SCHEDA PAESE
Quadro macroeconomico
Il Marocco presenta una situazione economica positiva determinata da una crescita del PIL che passa dal 2,5% del 2007 al 6,1% previsto per il 2008, con conti pubblici in ordine, debito estero in diminuzione, inflazione sotto controllo e stabilità valutaria, grazie ad una politica monetaria in linea con le indicazioni degli Organismi Monetari Internazionali e malgrado i fattori sfavorevoli che hanno segnato il 2007 quali la siccità, l’impennata del prezzo del petrolio, delle materie prime e dei prodotti alimentari sul mercato internazionale.
Si è avuto un consolidamento delle attività non agricole e i settori che hanno generato più crescita sono stati i giacimenti minerari, l’energia, le costruzioni, l’industria, il turismo e le telecomunicazioni. I dati congiunturali testimoniano una ripresa economica con promettenti prospettive di crescita in vari comparti e settori.
Tuttavia nel 2008 si prevede un aumento dell’inflazione che passerà al 2,3% rispetto al 2% del 2007.
Per quanto riguarda gli scambi esteri, il vigore della domanda interna si è tradotto in importazioni dinamiche (+21,4%) imputabili a una domanda sostenuta delle imprese di attrezzature (+20,8%) e semi-lavorati (+19,5%) e una tendenza apprezzabile delle esportazioni con un risollevamento del 12% grazie alla vendita di prodotti fosfati (+21,9%) e di fili e cavi (21,9%). Il saldo del conto corrente della bilancia dei pagamenti è in eccedenza per il settimo anno consecutivo, grazie ai trasferimenti degli emigrati all’estero (+17,2%).

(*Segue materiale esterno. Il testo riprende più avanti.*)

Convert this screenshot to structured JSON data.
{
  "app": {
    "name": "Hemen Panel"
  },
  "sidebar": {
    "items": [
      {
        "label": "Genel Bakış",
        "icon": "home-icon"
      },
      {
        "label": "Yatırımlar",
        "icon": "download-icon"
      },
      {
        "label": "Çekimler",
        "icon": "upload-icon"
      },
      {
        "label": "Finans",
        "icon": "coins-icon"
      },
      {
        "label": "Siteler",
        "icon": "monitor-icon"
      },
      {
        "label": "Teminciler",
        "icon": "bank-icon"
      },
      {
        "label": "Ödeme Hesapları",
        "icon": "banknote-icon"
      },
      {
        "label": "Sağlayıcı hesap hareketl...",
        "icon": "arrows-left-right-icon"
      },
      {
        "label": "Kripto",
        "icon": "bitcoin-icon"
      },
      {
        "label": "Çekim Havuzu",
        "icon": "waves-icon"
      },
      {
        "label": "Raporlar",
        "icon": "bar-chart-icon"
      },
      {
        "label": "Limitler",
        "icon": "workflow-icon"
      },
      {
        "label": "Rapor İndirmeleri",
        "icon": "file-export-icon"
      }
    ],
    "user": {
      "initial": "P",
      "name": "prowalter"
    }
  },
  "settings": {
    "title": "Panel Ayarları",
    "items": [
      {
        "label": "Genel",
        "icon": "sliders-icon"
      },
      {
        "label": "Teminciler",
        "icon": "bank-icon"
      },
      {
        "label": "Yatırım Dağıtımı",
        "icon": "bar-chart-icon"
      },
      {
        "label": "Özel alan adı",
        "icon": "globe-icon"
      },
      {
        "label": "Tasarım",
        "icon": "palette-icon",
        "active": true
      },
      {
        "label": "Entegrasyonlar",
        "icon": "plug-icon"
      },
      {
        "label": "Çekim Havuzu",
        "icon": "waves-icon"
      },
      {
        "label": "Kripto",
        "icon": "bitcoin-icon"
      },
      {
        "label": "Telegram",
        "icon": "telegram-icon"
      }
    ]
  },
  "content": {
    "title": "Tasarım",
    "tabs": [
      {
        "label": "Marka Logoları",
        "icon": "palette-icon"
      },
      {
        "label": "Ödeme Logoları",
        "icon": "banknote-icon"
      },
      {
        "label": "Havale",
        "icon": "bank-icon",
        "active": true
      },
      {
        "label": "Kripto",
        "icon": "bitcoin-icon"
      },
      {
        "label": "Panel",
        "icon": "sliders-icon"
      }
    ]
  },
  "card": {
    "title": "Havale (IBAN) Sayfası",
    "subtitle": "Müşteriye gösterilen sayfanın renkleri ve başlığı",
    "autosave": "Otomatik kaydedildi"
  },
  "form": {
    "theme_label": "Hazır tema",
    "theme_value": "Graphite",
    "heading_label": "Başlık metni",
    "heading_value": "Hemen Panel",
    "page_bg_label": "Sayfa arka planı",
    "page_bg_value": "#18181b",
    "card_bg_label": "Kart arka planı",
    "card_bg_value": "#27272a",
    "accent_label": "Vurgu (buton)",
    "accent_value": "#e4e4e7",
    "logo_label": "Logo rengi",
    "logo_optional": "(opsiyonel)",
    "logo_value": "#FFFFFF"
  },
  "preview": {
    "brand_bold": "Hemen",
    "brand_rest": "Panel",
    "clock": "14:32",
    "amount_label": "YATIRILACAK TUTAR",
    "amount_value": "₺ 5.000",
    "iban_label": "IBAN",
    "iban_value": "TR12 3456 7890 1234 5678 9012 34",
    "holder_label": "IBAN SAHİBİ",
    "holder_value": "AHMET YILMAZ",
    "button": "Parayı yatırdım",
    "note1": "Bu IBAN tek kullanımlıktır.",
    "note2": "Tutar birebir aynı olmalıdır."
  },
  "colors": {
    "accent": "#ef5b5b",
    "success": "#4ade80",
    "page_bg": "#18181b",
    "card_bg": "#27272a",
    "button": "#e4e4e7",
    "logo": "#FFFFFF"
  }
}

Netto aumento anche nel 2007 dell’attrattività del Marocco che ha visto una progressione degli investimenti diretti esteri in aumento del 18,8%. In miglioramento il profilo della finanza pubblica (14,8%) grazie alla buona tenuta degli introiti fiscali (+19%) favorita da maggiori incassi di imposte societarie, TVA (+25,8%), TIC (+13,8) e dei diritti di dogana (+9,3%) in rapporto all’aumento delle importazioni tassabili. La valuta nazionale ha subito una svalutazione del 2,2% in rappor to all’euro e un apprezzamento dell’8,8% rispetto al dollaro.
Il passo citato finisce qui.